Im September 2023 erstattete Brians ehemaliger Hausarzt André Seidenberg Strafanzeige gegen die Mediziner der Pöschwies. Sie hätten den Gefangenen während der Einzelhaft nur unzureichend ärztlich betreut und ihm ungeeignete und möglicherweise gefährliche Medikamente verabreicht. Damit habe für Brian Lebensgefahr bestanden.
Gegen Behörden
Im Zusammenhang mit der jahrelangen Einzelhaft, aber auch mit einer unmenschlichen Behandlung im Gefängnis Pfäffikon, laufen und liefen diverse weitere Verfahren, die hier nicht alle aufgezählt werden sollen. Ein Überblick findet sich auf der Website von Humanrights.ch.

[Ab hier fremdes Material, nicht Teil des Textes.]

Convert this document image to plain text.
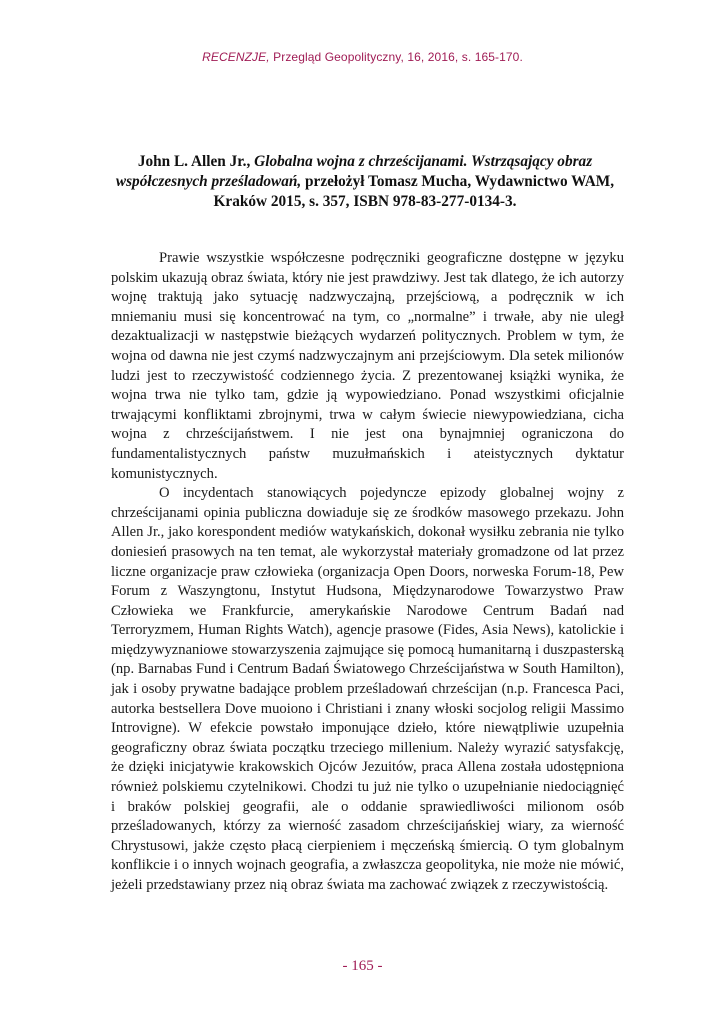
RECENZJE, Przegląd Geopolityczny, 16, 2016, s. 165-170.
John L. Allen Jr., Globalna wojna z chrześcijanami. Wstrząsający obraz współczesnych prześladowań, przełożył Tomasz Mucha, Wydawnictwo WAM, Kraków 2015, s. 357, ISBN 978-83-277-0134-3.

Prawie wszystkie współczesne podręczniki geograficzne dostępne w języku polskim ukazują obraz świata, który nie jest prawdziwy. Jest tak dlatego, że ich autorzy wojnę traktują jako sytuację nadzwyczajną, przejściową, a podręcznik w ich mniemaniu musi się koncentrować na tym, co „normalne” i trwałe, aby nie uległ dezaktualizacji w następstwie bieżących wydarzeń politycznych. Problem w tym, że wojna od dawna nie jest czymś nadzwyczajnym ani przejściowym. Dla setek milionów ludzi jest to rzeczywistość codziennego życia. Z prezentowanej książki wynika, że wojna trwa nie tylko tam, gdzie ją wypowiedziano. Ponad wszystkimi oficjalnie trwającymi konfliktami zbrojnymi, trwa w całym świecie niewypowiedziana, cicha wojna z chrześcijaństwem. I nie jest ona bynajmniej ograniczona do fundamentalistycznych państw muzułmańskich i ateistycznych dyktatur komunistycznych.

O incydentach stanowiących pojedyncze epizody globalnej wojny z chrześcijanami opinia publiczna dowiaduje się ze środków masowego przekazu. John Allen Jr., jako korespondent mediów watykańskich, dokonał wysiłku zebrania nie tylko doniesień prasowych na ten temat, ale wykorzystał materiały gromadzone od lat przez liczne organizacje praw człowieka (organizacja Open Doors, norweska Forum-18, Pew Forum z Waszyngtonu, Instytut Hudsona, Międzynarodowe Towarzystwo Praw Człowieka we Frankfurcie, amerykańskie Narodowe Centrum Badań nad Terroryzmem, Human Rights Watch), agencje prasowe (Fides, Asia News), katolickie i międzywyznaniowe stowarzyszenia zajmujące się pomocą humanitarną i duszpasterską (np. Barnabas Fund i Centrum Badań Światowego Chrześcijaństwa w South Hamilton), jak i osoby prywatne badające problem prześladowań chrześcijan (n.p. Francesca Paci, autorka bestsellera Dove muoiono i Christiani i znany włoski socjolog religii Massimo Introvigne). W efekcie powstało imponujące dzieło, które niewątpliwie uzupełnia geograficzny obraz świata początku trzeciego millenium. Należy wyrazić satysfakcję, że dzięki inicjatywie krakowskich Ojców Jezuitów, praca Allena została udostępniona również polskiemu czytelnikowi. Chodzi tu już nie tylko o uzupełnianie niedociągnięć i braków polskiej geografii, ale o oddanie sprawiedliwości milionom osób prześladowanych, którzy za wierność zasadom chrześcijańskiej wiary, za wierność Chrystusowi, jakże często płacą cierpieniem i męczeńską śmiercią. O tym globalnym konflikcie i o innych wojnach geografia, a zwłaszcza geopolityka, nie może nie mówić, jeżeli przedstawiany przez nią obraz świata ma zachować związek z rzeczywistością.

- 165 -
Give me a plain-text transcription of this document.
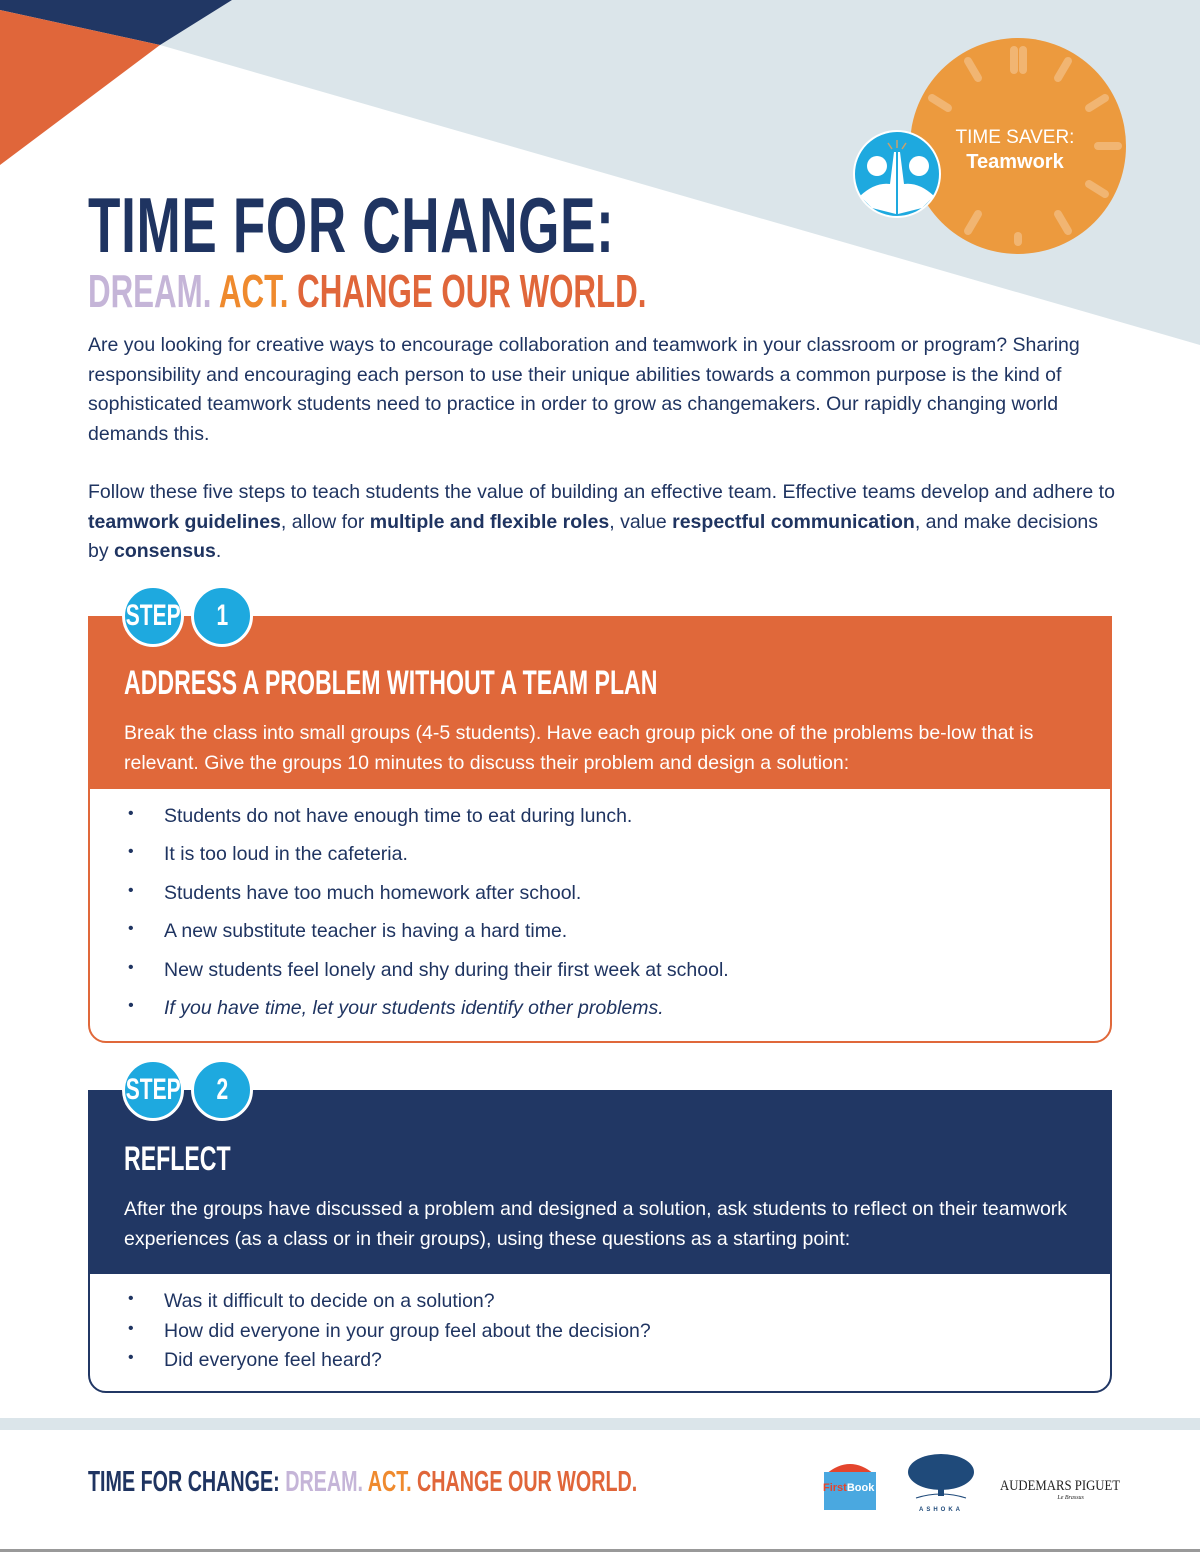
TIME SAVER:
Teamwork
TIME FOR CHANGE:
DREAM. ACT. CHANGE OUR WORLD.

Are you looking for creative ways to encourage collaboration and teamwork in your classroom or program? Sharing responsibility and encouraging each person to use their unique abilities towards a common purpose is the kind of sophisticated teamwork students need to practice in order to grow as changemakers. Our rapidly changing world demands this.

Follow these five steps to teach students the value of building an effective team. Effective teams develop and adhere to teamwork guidelines, allow for multiple and flexible roles, value respectful communication, and make decisions by consensus.

ADDRESS A PROBLEM WITHOUT A TEAM PLAN

Break the class into small groups (4-5 students). Have each group pick one of the problems be-low that is relevant. Give the groups 10 minutes to discuss their problem and design a solution:

• Students do not have enough time to eat during lunch.
• It is too loud in the cafeteria.
• Students have too much homework after school.
• A new substitute teacher is having a hard time.
• New students feel lonely and shy during their first week at school.
• If you have time, let your students identify other problems.
STEP 1
REFLECT

After the groups have discussed a problem and designed a solution, ask students to reflect on their teamwork experiences (as a class or in their groups), using these questions as a starting point:

• Was it difficult to decide on a solution?
• How did everyone in your group feel about the decision?
• Did everyone feel heard?
STEP 2
TIME FOR CHANGE: DREAM. ACT. CHANGE OUR WORLD.	FirstBook
ASHOKA
AUDEMARS PIGUET
Le Brassus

Unter anderem intervenierte Nils Melzer, der damalige UNO-Sonderberichterstatter für Folter, im Fall Brian beim Eidgenössischen Aussendepartement. Er forderte die Schweiz im März 2022 auf, den staatlichen Umgang mit Brian aufzuarbeiten.
Das Bezirksgericht Zürich sprach Brian im Februar 2022 eine Genugtuung von 1000 Franken zu, weil er im Gefängnis Pfäffikon zeitweise auf dem Boden schlafen musste und nur einen Papierumhang als Kleidung bekam.